Dopo un’estate segnata da sparatorie nei pressi di un “punto di spaccio”, il comune di Gaillard, nell’Alta Savoia, ha trovato una nuova arma contro il traffico di droga: i manifesti.
Anziché rivolgersi direttamente agli spacciatori, la campagna si rivolge ai loro clienti, ricordando loro che un acquisto impulsivo può avere conseguenze ben più durature per il quartiere.
«Droga: il vostro acquisto nel quartiere dello Chalet provoca sparatorie. » Questo messaggio sarà affisso un po’ ovunque in città, in particolare lungo i percorsi battuti da chi si reca nel quartiere dello Chalet, dove si trova il punto vendita del Sigem, a poche centinaia di metri da Ginevra.
Sette sparatorie quest’estate
Secondo il sindaco di Gaillard, Antoine Blouin, durante l’estate si sono verificate sette sparatorie nei pressi del punto vendita, che hanno ferito due spacciatori. Il 20 agosto sono stati esplosi dei colpi d’arma da fuoco in pieno giorno.
Questa violenza non è una novità. Nel maggio 2025, gruppi rivali si sarebbero scontrati per il controllo del sito, con spari di kalashnikov scoppiati nel pomeriggio. I rinforzi della polizia e le condanne che ne sono seguite non sono bastati a porre definitivamente fine al traffico di droga in questa zona.
La posizione geografica complica particolarmente la lotta contro questo traffico. Gaillard si trova proprio al confine franco-svizzero, con il comune ginevrino di Thônex immediatamente dall’altra parte.
«Siamo a soli cinque metri dal confine svizzero e quindi, quando arriva la polizia, i trafficanti non devono fare altro che scavalcare la recinzione e dirigersi dritto dall’altra parte, verso Thônex in Svizzera», ha dichiarato Blouin al Figaro.
Poiché la polizia francese non può proseguire un intervento oltre confine, questo esiguo divario geografico risulta particolarmente vantaggioso per i trafficanti.
Dopo aver affrontato il problema dello spaccio sui marciapiedi, Gaillard si concentra sulla comunicazione
Avendo poteri limitati sulle reti di spaccio stesse, l’amministrazione comunale cerca quindi di agire sulla domanda di droga.
I manifesti, accompagnati da immagini di proiettili e transazioni, mirano a stabilire un legame diretto tra l’acquisto di droga e la violenza subita dai circa 700 abitanti del quartiere.
«Molti consumatori di droga sono in grado di ragionare con la propria testa», ha dichiarato Blouin alla Tribune de Genève, aggiungendo di sperare che questa campagna contribuisca a ridurre i proventi generati da questo luogo di spaccio.

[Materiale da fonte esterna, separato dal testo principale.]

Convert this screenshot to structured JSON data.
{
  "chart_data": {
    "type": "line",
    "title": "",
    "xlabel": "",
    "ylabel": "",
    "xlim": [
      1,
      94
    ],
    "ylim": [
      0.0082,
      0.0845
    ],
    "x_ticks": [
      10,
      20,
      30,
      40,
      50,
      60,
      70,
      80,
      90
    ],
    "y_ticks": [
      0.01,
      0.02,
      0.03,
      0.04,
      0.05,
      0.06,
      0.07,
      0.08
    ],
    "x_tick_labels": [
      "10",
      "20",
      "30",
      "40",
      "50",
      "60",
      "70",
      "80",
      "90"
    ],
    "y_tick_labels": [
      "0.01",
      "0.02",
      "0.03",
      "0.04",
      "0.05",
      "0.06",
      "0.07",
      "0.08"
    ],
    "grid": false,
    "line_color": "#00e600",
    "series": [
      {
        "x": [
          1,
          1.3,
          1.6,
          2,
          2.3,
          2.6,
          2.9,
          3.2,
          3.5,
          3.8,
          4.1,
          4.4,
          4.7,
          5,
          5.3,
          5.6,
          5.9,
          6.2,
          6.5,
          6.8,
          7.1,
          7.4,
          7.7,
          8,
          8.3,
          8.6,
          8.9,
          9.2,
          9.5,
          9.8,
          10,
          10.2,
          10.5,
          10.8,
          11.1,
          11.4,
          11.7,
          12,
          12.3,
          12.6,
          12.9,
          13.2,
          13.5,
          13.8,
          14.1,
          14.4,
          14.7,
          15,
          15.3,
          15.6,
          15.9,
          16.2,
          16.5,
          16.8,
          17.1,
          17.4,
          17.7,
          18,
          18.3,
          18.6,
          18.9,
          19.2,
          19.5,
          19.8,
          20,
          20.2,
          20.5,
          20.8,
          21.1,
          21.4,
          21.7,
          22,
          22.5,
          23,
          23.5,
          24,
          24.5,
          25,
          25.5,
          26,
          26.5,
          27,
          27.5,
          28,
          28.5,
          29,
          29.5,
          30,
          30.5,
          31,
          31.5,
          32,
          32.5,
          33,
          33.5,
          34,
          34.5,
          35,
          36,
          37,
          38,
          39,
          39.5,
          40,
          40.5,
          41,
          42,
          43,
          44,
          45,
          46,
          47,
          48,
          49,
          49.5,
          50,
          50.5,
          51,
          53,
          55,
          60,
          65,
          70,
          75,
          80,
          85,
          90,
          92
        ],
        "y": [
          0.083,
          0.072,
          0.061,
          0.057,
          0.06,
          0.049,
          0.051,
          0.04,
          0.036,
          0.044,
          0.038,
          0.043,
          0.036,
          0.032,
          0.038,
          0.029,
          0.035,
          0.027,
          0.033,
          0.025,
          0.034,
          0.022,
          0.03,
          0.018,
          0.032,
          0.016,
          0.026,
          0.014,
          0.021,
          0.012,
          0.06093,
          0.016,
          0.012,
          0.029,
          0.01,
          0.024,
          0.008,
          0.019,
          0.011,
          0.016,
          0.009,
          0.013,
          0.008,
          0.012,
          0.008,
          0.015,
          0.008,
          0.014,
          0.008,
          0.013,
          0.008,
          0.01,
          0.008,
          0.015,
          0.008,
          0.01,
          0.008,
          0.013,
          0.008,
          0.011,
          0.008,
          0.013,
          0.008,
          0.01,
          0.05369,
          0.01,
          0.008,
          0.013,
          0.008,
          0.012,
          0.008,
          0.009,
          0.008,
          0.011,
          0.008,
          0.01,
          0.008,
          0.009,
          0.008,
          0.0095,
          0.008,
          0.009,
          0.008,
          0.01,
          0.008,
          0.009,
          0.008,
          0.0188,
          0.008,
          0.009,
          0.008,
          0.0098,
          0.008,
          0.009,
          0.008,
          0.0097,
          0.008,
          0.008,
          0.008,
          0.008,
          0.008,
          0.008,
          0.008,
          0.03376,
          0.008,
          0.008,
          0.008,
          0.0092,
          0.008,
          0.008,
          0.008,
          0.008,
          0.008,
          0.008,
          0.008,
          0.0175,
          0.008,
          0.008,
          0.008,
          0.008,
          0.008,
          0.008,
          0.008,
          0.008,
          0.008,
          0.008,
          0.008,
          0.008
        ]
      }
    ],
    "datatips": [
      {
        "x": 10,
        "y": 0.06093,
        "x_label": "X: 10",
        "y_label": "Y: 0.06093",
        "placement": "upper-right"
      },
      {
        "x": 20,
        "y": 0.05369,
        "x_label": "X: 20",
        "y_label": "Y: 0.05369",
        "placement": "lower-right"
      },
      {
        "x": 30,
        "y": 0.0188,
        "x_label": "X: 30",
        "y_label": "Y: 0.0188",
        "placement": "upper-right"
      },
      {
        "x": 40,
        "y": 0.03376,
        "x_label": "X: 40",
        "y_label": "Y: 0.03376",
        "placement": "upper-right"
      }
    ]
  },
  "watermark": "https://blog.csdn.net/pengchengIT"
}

Il Comune ha già sperimentato tattiche più insolite. Durante l’estate del 2025, alcuni consiglieri comunali hanno occupato fisicamente i marciapiedi utilizzati dagli spacciatori tre sere alla settimana per ostacolare le vendite. Questa operazione non ha posto fine al traffico di droga.
Questa volta, il Comune punta sulla comunicazione, mobilitando manifesti, social network e media locali per raggiungere i clienti. Nel quartiere dovrebbero inoltre essere installate telecamere di videosorveglianza.
«È ingenuo? L’anno scorso non ci abbiamo provato. Avevamo occupato il marciapiede dove avvenivano le vendite. Quest’anno proviamo una campagna d’impatto», ha dichiarato il sindaco al Figaro.
A pochi metri di distanza, un altro approccio alla cannabis
La situazione assume un’importanza particolare se osservata dall’altra parte del confine. Mentre Gaillard cerca di dissuadere i clienti dal recarsi in un mercato illegale della droga, Ginevra sta sperimentando un quadro radicalmente diverso per la cannabis.
Nel cantone, la Cannabinothèque fa parte di un programma pilota svizzero che consente di acquistare legalmente cannabis regolamentata nell’ambito di uno studio scientifico. L’esperimento mira a valutare gli effetti di un modello di distribuzione controllata e senza scopo di lucro come alternativa al mercato illegale.
Da una parte del confine, la distribuzione regolamentata di cannabis; dall’altra, un comune che spera che un cartellone che ricordi ai clienti gli effetti del proibizionismo possa convincere alcuni di loro a tornare indietro.